Modify the proof of the mean-value formulas to show for $n\ge 3$ that 
  $$
u(0)=\frac{1}{V(\partial B(0,r))}\int_{\partial B(0,r)}g \, dS
+\frac{1}{n(n-2)\alpha(n)}\int_{B(0,r)}\left[\frac{1}{|x|^{n-2}}-\frac{1}{r^{n-2}}\right]f \,dx,
$$
  provided 
  $$
\begin{cases}-\Delta u=f & \text{in } B^0(0,r) \\ \quad \, \, \, u=g & \text{on } \partial B(0,r).\end{cases} 
$$

 A: $\def\Vol{\operatorname{Vol}}$As Evans does in his proof of the mean value formula, define $\phi\colon [0,r] \to \mathbb R$ by 
\[
  \phi(s) = \frac 1{\Vol(\partial B_s)} \int_{\partial B_s} u(x)\, dS(x)
   = \frac 1{\Vol(\partial B_1)} \int_{\partial B_1} u(sx)\, dS(x)
\]
We have
\begin{align*}
  \phi'(s) &= \frac 1{\Vol(\partial B_1)} \int_{\partial B_1} Du(sx)x\, dS(x)\\
    &= \frac 1{n\alpha(n)s^{n-1}} \int_{\partial B_s} Du(x)\, \frac xs\, dS(x)\\
    &= \frac 1{n\alpha(n)s^{n-1}} \int_{\partial B_s} Du(x)\, \nu_{B_s}(x)\, dS(x)\\
    &= \frac 1{n\alpha(n)s^{n-1}} \int_{\partial B_s} \frac{\partial u}{\partial \nu}(x)\,dS(x)\\
    &= \frac{1}{n\alpha(n)s^{n-1}} \int_{B_s} \Delta u(x)\, dx\\
    &= -\frac 1{n\alpha(n)s^{n-1}}\int_{B_s}f(x)\, dx
\end{align*}
As $\phi$ is differentiable on $(0,r)$ and continuous on $[0,r]$, we have
\begin{align*}
  \phi(r) -\phi(0) &= \int_0^r \phi'(s)\, ds\\
       &= -\int_0^r \frac 1{n\alpha(n)s^{n-1}} \int_{B_s} f(x)\, dx\; ds\\
       &= -\frac 1{n\alpha(n)} \int_0^r s^{1-n}\int_0^s \int_{\partial B_\sigma} f(x)\, dS(x)\; d\sigma\; ds\\
       &= \frac 1{n\alpha(n)} \int_0^r \int_\sigma^r s^{1-n}\int_{\partial B_\sigma} f(x)\, dS(x)\; ds\; d\sigma\\
       &= -\frac 1{n(n-2)\alpha(n)} \int_0^r \int_{\partial B_\sigma} f(x)\, dS(x)\; d\sigma\\
       &= -\frac 1{n(n-2)\alpha(n)}\int_0^r \int_{\partial B_\sigma}\left(\frac 1{\sigma^{n-2}} - \frac 1{r^{n-2}}\right) f(x)\, dS(x)\;d\sigma\\
       &= -\frac 1{n(n-2)\alpha(n)}\int_0^r \int_{\partial B_\sigma}\left(\frac 1{|x|^{n-2}} - \frac 1{r^{n-2}}\right) f(x)\, dS(x)\;d\sigma\\
       &= -\frac 1{n(n-2)\alpha(n)}\int_{B_r} \left(\frac 1{|x|^{n-2}} - \frac 1{r^{n-2}}\right) f(x)\, dx
\end{align*}
Now, as $\phi(0) = u(0)$ and
\[ \phi(r) = \frac 1{\Vol(\partial B_r)}\int_{\partial B_r} g(x)\, dS(x) \]
the desired result follows.
A: Alternatively, look at the second term on the right side.

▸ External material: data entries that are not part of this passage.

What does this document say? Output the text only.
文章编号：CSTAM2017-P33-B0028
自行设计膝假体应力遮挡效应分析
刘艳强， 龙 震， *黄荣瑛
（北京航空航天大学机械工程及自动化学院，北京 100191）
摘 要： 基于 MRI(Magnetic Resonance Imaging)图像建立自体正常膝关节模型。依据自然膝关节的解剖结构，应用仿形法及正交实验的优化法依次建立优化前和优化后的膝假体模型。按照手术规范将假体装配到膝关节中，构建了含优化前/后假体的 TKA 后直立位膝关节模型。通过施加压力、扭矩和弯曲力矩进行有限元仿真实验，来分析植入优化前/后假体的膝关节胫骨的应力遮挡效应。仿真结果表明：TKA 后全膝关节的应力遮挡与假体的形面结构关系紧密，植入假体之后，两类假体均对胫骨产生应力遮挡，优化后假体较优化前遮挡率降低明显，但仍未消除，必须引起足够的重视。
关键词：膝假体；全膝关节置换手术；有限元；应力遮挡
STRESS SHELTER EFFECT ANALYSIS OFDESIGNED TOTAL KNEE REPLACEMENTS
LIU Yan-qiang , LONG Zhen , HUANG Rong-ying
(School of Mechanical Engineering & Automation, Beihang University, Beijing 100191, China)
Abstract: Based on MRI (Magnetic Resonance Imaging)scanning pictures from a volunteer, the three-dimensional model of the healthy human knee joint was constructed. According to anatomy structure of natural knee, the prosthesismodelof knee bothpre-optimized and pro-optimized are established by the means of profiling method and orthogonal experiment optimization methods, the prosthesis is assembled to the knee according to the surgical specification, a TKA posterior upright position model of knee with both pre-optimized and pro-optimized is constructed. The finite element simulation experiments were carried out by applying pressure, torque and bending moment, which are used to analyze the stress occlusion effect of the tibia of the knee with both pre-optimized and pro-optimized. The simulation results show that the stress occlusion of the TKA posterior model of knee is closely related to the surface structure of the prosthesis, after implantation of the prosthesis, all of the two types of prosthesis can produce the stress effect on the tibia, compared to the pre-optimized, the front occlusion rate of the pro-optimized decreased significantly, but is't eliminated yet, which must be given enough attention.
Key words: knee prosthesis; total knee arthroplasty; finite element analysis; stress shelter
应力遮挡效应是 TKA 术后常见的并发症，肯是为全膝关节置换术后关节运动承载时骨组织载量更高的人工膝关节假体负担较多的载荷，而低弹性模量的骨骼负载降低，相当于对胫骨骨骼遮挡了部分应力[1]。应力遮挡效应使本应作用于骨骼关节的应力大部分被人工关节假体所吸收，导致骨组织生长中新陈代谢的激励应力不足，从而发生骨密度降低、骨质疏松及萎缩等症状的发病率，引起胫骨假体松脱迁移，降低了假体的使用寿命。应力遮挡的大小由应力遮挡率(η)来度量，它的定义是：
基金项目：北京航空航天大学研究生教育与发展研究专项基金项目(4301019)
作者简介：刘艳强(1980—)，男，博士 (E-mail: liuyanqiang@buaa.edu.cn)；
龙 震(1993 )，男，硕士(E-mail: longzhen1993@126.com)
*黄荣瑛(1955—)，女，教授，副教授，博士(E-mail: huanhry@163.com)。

It's the fundamental solution, shifted down to be $0$ on the boundary of $B_r$, integrated against $\Delta u$. Heuristically, integrate by parts and use that the Laplacian of the fundamental solution is $\delta_0$ to get the desired formula.